– Деревья опять с тобой говорят? – улыбнулся он.
– Ты тоже слышишь?
– Нет. – Клинт перехватил и приподнял ветку, чтобы она не задела меня. Я крепче сжала его руку, тепло я ощущала даже сквозь толстую перчатку. – Лес не говорит со мной так, как с тобой.
Идти нам предстояло долго, и я решила, что настал подходящий момент унять свое любопытство.
– Клинт, ты говорил, что всегда любил бывать на природе, особенно в лесу. Ходил в походы и все такое. – Черт! – Но так и не рассказал, как нашел общий язык с лесом? Как понял, что можешь подпитываться энергией деревьев?
Клинт вздохнул и сразу как-то напрягся. Я высвободила ладонь и положила руку ему на плечо:
– Расскажи мне, пожалуйста. Мне надо знать.
Он опять вздохнул и заговорил:
– Ну, понимаешь, моя милая Шеннон, я не очень люблю об этом вспоминать. Однако ты права, ты должна знать.
Я вскинула бровь, испугавшись, что он мог неправильно истолковать мой интерес.
– После катастрофы я шесть месяцев пролежал в госпитале. Потом процесс реабилитации, который, казалось, не закончится никогда. Сначала друзья навещали меня часто, затем все реже, а когда приходили, вели себя так, будто ощущали вину за то, что приходят так редко. – Он коротко хохотнул. – Черт, я ведь их не винил. Кому приятно сидеть в палате с инвалидом? В конце концов я остался один.
– А семья? Мама и папа, братья, сестры?
– Они живут во Флориде.
– И у тебя не было девушки? – спросила я, надеясь, что мне удалось скрыть любопытство.
– Была. Но очень скоро стало ясно, что Джинджер интересен парень-пилот, а не сломленный инвалид.
Я едва сдержала смех. Клинт – молодой, красивый мужчина и уж точно не сломленный инвалид. Но, с другой стороны, что ожидать от девушки с таким именем – Джинджер.
– А бывшая жена, например, которая сидела бы у твоей кровати?

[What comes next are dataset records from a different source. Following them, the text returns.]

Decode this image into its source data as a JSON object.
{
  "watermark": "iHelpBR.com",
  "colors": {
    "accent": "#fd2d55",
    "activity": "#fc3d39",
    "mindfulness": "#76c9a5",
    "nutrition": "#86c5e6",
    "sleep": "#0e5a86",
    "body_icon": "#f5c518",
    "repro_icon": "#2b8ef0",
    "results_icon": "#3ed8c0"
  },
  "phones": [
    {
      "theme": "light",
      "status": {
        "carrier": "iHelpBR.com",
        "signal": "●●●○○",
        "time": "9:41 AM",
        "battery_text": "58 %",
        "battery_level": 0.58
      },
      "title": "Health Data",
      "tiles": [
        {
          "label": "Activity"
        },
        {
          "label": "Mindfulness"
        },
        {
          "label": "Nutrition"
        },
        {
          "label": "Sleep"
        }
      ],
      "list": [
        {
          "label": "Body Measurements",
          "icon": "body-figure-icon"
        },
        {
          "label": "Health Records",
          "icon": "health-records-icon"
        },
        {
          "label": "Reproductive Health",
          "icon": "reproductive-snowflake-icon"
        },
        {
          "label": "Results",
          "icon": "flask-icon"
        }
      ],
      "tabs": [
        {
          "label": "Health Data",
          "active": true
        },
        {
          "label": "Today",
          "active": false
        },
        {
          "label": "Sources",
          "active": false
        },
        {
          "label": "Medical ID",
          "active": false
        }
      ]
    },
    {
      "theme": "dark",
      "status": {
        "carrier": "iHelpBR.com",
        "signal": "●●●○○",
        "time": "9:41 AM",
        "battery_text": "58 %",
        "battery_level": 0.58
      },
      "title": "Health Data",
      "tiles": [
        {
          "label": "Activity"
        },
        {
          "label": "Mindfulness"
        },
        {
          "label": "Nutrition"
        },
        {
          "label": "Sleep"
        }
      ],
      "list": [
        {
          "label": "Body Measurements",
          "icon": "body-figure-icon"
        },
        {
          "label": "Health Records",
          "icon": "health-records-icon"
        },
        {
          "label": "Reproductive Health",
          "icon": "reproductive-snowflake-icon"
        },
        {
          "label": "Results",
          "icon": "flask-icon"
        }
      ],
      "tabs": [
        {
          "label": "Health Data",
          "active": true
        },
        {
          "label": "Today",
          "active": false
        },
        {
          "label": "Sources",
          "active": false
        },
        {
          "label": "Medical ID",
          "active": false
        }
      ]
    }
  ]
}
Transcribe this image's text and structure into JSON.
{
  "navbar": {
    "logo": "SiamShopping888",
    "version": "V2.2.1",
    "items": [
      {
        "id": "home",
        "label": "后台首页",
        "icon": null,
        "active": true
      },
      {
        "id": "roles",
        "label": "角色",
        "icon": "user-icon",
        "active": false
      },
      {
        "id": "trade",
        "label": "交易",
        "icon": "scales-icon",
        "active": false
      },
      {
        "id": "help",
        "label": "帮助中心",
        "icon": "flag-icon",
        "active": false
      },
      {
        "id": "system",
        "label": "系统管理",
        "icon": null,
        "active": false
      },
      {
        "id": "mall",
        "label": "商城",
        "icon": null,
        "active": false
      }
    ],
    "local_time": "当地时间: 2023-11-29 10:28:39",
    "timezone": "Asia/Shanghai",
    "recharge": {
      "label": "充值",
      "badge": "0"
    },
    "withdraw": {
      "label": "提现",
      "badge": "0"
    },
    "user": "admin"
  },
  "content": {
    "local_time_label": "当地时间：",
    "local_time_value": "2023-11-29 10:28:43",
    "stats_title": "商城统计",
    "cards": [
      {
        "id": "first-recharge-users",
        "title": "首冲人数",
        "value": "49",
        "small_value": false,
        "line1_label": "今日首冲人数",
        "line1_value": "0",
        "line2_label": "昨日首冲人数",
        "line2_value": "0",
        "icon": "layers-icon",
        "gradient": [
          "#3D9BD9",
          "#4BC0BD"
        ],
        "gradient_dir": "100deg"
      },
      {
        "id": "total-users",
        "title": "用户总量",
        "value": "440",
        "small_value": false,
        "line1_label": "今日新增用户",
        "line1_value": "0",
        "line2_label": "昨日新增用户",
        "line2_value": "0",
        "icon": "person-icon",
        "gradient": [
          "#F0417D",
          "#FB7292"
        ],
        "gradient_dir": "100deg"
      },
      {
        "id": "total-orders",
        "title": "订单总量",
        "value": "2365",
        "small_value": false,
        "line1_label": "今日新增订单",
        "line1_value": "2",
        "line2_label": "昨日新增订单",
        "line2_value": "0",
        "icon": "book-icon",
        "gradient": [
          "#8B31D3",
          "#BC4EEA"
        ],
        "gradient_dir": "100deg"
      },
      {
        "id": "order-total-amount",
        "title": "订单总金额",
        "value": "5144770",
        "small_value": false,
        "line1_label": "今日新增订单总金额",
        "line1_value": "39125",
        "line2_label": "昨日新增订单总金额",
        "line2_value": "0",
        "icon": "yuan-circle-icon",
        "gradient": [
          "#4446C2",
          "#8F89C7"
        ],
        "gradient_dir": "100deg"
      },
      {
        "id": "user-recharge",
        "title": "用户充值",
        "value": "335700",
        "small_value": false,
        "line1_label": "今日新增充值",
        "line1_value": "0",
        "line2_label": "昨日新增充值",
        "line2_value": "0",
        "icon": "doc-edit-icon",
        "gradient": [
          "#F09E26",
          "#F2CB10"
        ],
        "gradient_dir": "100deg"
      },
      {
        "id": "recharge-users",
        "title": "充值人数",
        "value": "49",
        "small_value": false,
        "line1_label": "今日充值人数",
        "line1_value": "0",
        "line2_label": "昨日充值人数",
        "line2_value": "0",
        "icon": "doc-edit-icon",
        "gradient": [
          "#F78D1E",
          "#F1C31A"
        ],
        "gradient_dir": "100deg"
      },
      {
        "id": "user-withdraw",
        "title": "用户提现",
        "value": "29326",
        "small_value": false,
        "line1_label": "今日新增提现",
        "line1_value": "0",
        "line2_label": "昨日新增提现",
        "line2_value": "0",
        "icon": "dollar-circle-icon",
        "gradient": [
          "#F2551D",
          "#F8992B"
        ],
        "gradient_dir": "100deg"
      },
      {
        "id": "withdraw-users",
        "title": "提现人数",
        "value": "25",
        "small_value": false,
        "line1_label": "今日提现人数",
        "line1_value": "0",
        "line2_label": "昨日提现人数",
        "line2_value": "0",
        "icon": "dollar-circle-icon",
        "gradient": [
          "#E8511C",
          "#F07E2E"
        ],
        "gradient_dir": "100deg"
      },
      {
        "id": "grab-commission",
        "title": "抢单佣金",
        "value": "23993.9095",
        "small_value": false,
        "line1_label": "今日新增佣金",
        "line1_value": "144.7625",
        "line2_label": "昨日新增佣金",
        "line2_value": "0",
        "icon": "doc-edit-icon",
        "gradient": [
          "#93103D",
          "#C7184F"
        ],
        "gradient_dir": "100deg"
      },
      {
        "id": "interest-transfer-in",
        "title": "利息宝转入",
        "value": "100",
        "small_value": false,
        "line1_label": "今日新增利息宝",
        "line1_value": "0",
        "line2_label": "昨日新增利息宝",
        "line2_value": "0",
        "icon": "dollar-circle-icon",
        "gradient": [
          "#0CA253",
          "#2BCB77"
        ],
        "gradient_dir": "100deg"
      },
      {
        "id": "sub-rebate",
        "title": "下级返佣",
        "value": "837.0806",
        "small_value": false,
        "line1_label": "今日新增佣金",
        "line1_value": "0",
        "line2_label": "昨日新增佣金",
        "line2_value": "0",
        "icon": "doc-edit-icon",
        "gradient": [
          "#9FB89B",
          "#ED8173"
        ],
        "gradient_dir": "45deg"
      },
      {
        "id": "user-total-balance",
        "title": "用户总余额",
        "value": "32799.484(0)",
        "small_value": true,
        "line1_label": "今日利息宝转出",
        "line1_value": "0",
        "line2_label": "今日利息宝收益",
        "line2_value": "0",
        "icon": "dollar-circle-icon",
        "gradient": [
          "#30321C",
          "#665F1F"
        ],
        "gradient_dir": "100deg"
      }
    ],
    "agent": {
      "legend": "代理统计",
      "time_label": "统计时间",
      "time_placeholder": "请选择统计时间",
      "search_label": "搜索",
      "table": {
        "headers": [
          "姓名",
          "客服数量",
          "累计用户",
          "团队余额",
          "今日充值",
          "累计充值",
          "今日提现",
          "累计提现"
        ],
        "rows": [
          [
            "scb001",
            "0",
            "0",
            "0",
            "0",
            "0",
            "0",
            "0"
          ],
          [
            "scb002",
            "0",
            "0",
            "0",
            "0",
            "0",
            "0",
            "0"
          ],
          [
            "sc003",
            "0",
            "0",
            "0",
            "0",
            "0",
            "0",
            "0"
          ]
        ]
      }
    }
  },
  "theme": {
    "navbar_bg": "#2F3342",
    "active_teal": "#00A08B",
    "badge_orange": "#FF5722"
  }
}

Черт, почему я так любопытна, что позволяю вести себя как последняя стерва?
Клинт улыбнулся:
– Она ненадолго привозила ко мне сына. Я решил, что это акты милосердия, а оказалось, ее привлекло внимание окружающих к моей персоне. Когда обо мне стали забывать, исчезла и она.
– Ты до сих пор ее любишь?
Черт, я что, ревную?
– Нет. Мы поженились очень молодыми, а когда стали старше, разошлись и наши пути. Развелись мы тихо по обоюдному согласию. – Он пожал плечами. – Конечно, добрый друг был мне тогда очень нужен, жаль, что между нами не осталось даже дружеских отношений.
В его словах было столько печали, что у меня защемило сердце и сразу пропало желание терзать его вопросами, кстати, в целом мне уже многое было ясно.
Значит, у Клинта есть сын. Как странно.
– А что же сын?
Кажется, я опять ревную.
Клинт склонил голову:
– Что я могу сказать об Эдди. Мы не очень ладим. Возможно, это прозвучит странно, но чем больше я пытался сблизиться с ним, найти точки соприкосновения, тем больше он от меня отдалялся. Я обвинял во всем его мать, хотя это и нечестно. Мы с сыном просто говорим на разных языках.
Я молчала, не зная, что сказать. Сложно представить мальчика, который не восхищался бы отцом-летчиком и не хотел быть на него похожим. Клинт нервно дернулся и продолжал:
– Раньше меня это очень беспокоило. После развода я буквально заставлял его проводить со мной время. На момент катастрофы ему исполнилось всего тринадцать. Я был не в лучшей форме и не виделся с ним много месяцев, черт, да почти год. Когда я вышел из госпиталя, Эдди вел себя так, будто ему страшно находиться со мной рядом. Я так и не смог понять, в чем причина. И до сих пор не понимаю. Поэтому я решил больше не настаивать на общении.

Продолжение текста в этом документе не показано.